Jan 6, 2026·7 min read·13 visits
jsPDF, the ubiquitous JavaScript PDF generation library, has a massive hole in its Node.js implementation. Versions prior to 4.0.0 fail to validate file paths passed to methods like `addImage`. This allows an attacker to supply a path like `../../etc/passwd`, causing the server to read that file and helpfuly render its contents directly into a PDF, which can then be downloaded. It's essentially a 'Download Server Secrets as PDF' button.
A critical Local File Inclusion (LFI) vulnerability in the Node.js builds of jsPDF allows attackers to embed arbitrary local files (like /etc/passwd) into generated PDFs. The flaw stems from insufficient path validation in the file loading mechanism.

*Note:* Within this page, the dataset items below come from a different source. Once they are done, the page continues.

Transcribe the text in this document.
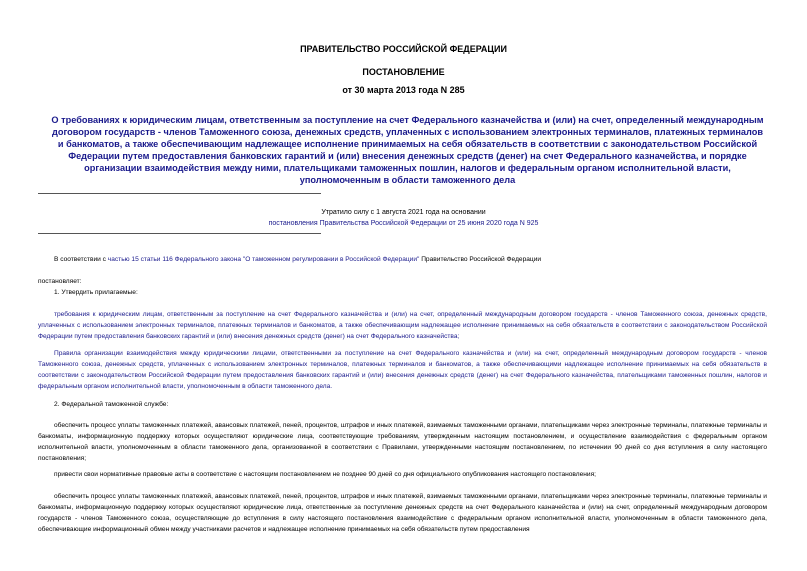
ПРАВИТЕЛЬСТВО РОССИЙСКОЙ ФЕДЕРАЦИИ
ПОСТАНОВЛЕНИЕ
от 30 марта 2013 года N 285
О требованиях к юридическим лицам, ответственным за поступление на счет Федерального казначейства и (или) на счет, определенный международным договором государств - членов Таможенного союза, денежных средств, уплаченных с использованием электронных терминалов, платежных терминалов и банкоматов, а также обеспечивающим надлежащее исполнение принимаемых на себя обязательств в соответствии с законодательством Российской Федерации путем предоставления банковских гарантий и (или) внесения денежных средств (денег) на счет Федерального казначейства, и порядке организации взаимодействия между ними, плательщиками таможенных пошлин, налогов и федеральным органом исполнительной власти, уполномоченным в области таможенного дела
Утратило силу с 1 августа 2021 года на основании
постановления Правительства Российской Федерации от 25 июня 2020 года N 925
В соответствии с частью 15 статьи 116 Федерального закона "О таможенном регулировании в Российской Федерации" Правительство Российской Федерации
постановляет:
1. Утвердить прилагаемые:
требования к юридическим лицам, ответственным за поступление на счет Федерального казначейства и (или) на счет, определенный международным договором государств - членов Таможенного союза, денежных средств, уплаченных с использованием электронных терминалов, платежных терминалов и банкоматов, а также обеспечивающим надлежащее исполнение принимаемых на себя обязательств в соответствии с законодательством Российской Федерации путем предоставления банковских гарантий и (или) внесения денежных средств (денег) на счет Федерального казначейства;
Правила организации взаимодействия между юридическими лицами, ответственными за поступление на счет Федерального казначейства и (или) на счет, определенный международным договором государств - членов Таможенного союза, денежных средств, уплаченных с использованием электронных терминалов, платежных терминалов и банкоматов, а также обеспечивающими надлежащее исполнение принимаемых на себя обязательств в соответствии с законодательством Российской Федерации путем предоставления банковских гарантий и (или) внесения денежных средств (денег) на счет Федерального казначейства, плательщиками таможенных пошлин, налогов и федеральным органом исполнительной власти, уполномоченным в области таможенного дела.
2. Федеральной таможенной службе:
обеспечить процесс уплаты таможенных платежей, авансовых платежей, пеней, процентов, штрафов и иных платежей, взимаемых таможенными органами, плательщиками через электронные терминалы, платежные терминалы и банкоматы, информационную поддержку которых осуществляют юридические лица, соответствующие требованиям, утвержденным настоящим постановлением, и осуществление взаимодействия с федеральным органом исполнительной власти, уполномоченным в области таможенного дела, организованной в соответствии с Правилами, утвержденными настоящим постановлением, по истечении 90 дней со дня вступления в силу настоящего постановления;
привести свои нормативные правовые акты в соответствие с настоящим постановлением не позднее 90 дней со дня официального опубликования настоящего постановления;
обеспечить процесс уплаты таможенных платежей, авансовых платежей, пеней, процентов, штрафов и иных платежей, взимаемых таможенными органами, плательщиками через электронные терминалы, платежные терминалы и банкоматы, информационную поддержку которых осуществляют юридические лица, ответственные за поступление денежных средств на счет Федерального казначейства и (или) на счет, определенный международным договором государств - членов Таможенного союза, осуществляющие до вступления в силу настоящего постановления взаимодействие с федеральным органом исполнительной власти, уполномоченным в области таможенного дела, обеспечивающие информационный обмен между участниками расчетов и надлежащее исполнение принимаемых на себя обязательств путем предоставления
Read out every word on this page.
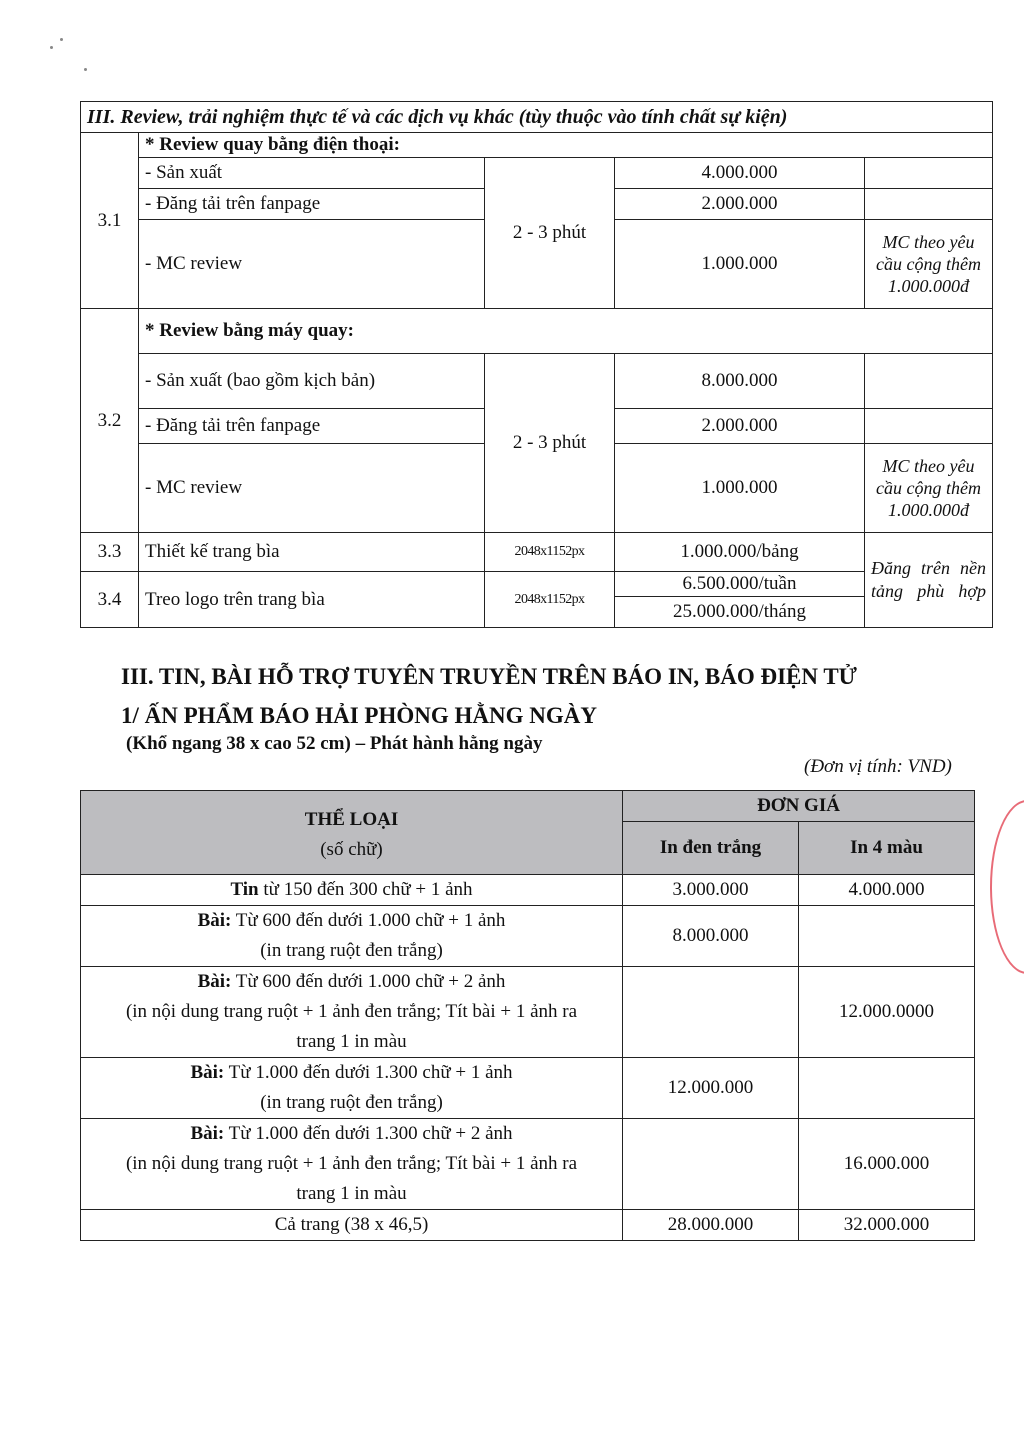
III. Review, trải nghiệm thực tế và các dịch vụ khác (tùy thuộc vào tính chất sự kiện)				
3.1	* Review quay bằng điện thoại:			
	- Sản xuất	2 - 3 phút	4.000.000	
	- Đăng tải trên fanpage		2.000.000	
	- MC review		1.000.000	MC theo yêu cầu cộng thêm 1.000.000đ
3.2	* Review bằng máy quay:			
	- Sản xuất (bao gồm kịch bản)	2 - 3 phút	8.000.000	
	- Đăng tải trên fanpage		2.000.000	
	- MC review		1.000.000	MC theo yêu cầu cộng thêm 1.000.000đ
3.3	Thiết kế trang bìa	2048x1152px	1.000.000/bảng	Đăng trên nền tảng phù hợp
3.4	Treo logo trên trang bìa	2048x1152px	6.500.000/tuần	
			25.000.000/tháng	
III. TIN, BÀI HỖ TRỢ TUYÊN TRUYỀN TRÊN BÁO IN, BÁO ĐIỆN TỬ
1/ ẤN PHẨM BÁO HẢI PHÒNG HẰNG NGÀY
(Khổ ngang 38 x cao 52 cm) – Phát hành hằng ngày
(Đơn vị tính: VND)
THỂ LOẠI
(số chữ)	ĐƠN GIÁ	
	In đen trắng	In 4 màu
Tin từ 150 đến 300 chữ + 1 ảnh	3.000.000	4.000.000

Bài: Từ 600 đến dưới 1.000 chữ + 1 ảnh
(in trang ruột đen trắng)	8.000.000	

Bài: Từ 600 đến dưới 1.000 chữ + 2 ảnh
(in nội dung trang ruột + 1 ảnh đen trắng; Tít bài + 1 ảnh ra
trang 1 in màu		12.000.0000

Bài: Từ 1.000 đến dưới 1.300 chữ + 1 ảnh
(in trang ruột đen trắng)	12.000.000	

Bài: Từ 1.000 đến dưới 1.300 chữ + 2 ảnh
(in nội dung trang ruột + 1 ảnh đen trắng; Tít bài + 1 ảnh ra
trang 1 in màu		16.000.000
Cả trang (38 x 46,5)	28.000.000	32.000.000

CVSS:4.0/AV:N/AC:L/AT:N/PR:N/UI:N/VC:H/VI:N/VA:N/SC:H/SI:N/SA:N| Product | Affected Versions | Fixed Version |
|---|---|---|
jsPDF Parallax | < 4.0.0 | 4.0.0 |
| Attribute | Detail |
|---|---|
| CVSS v4.0 | 9.2 (Critical) |
| Attack Vector | Network (AV:N) |
| CWE ID | CWE-35 (Path Traversal) |
| CWE ID | CWE-73 (External Control of File Name) |
| Impact | High Confidentiality Loss |
| Privileges Required | None (PR:N) |
| User Interaction | None (UI:N) |
The software uses external input to construct a pathname that is intended to identify a file or directory that is located underneath a restricted parent directory, but the software does not properly neutralize special elements within the pathname that can cause the pathname to resolve to a location that is outside of the restricted directory.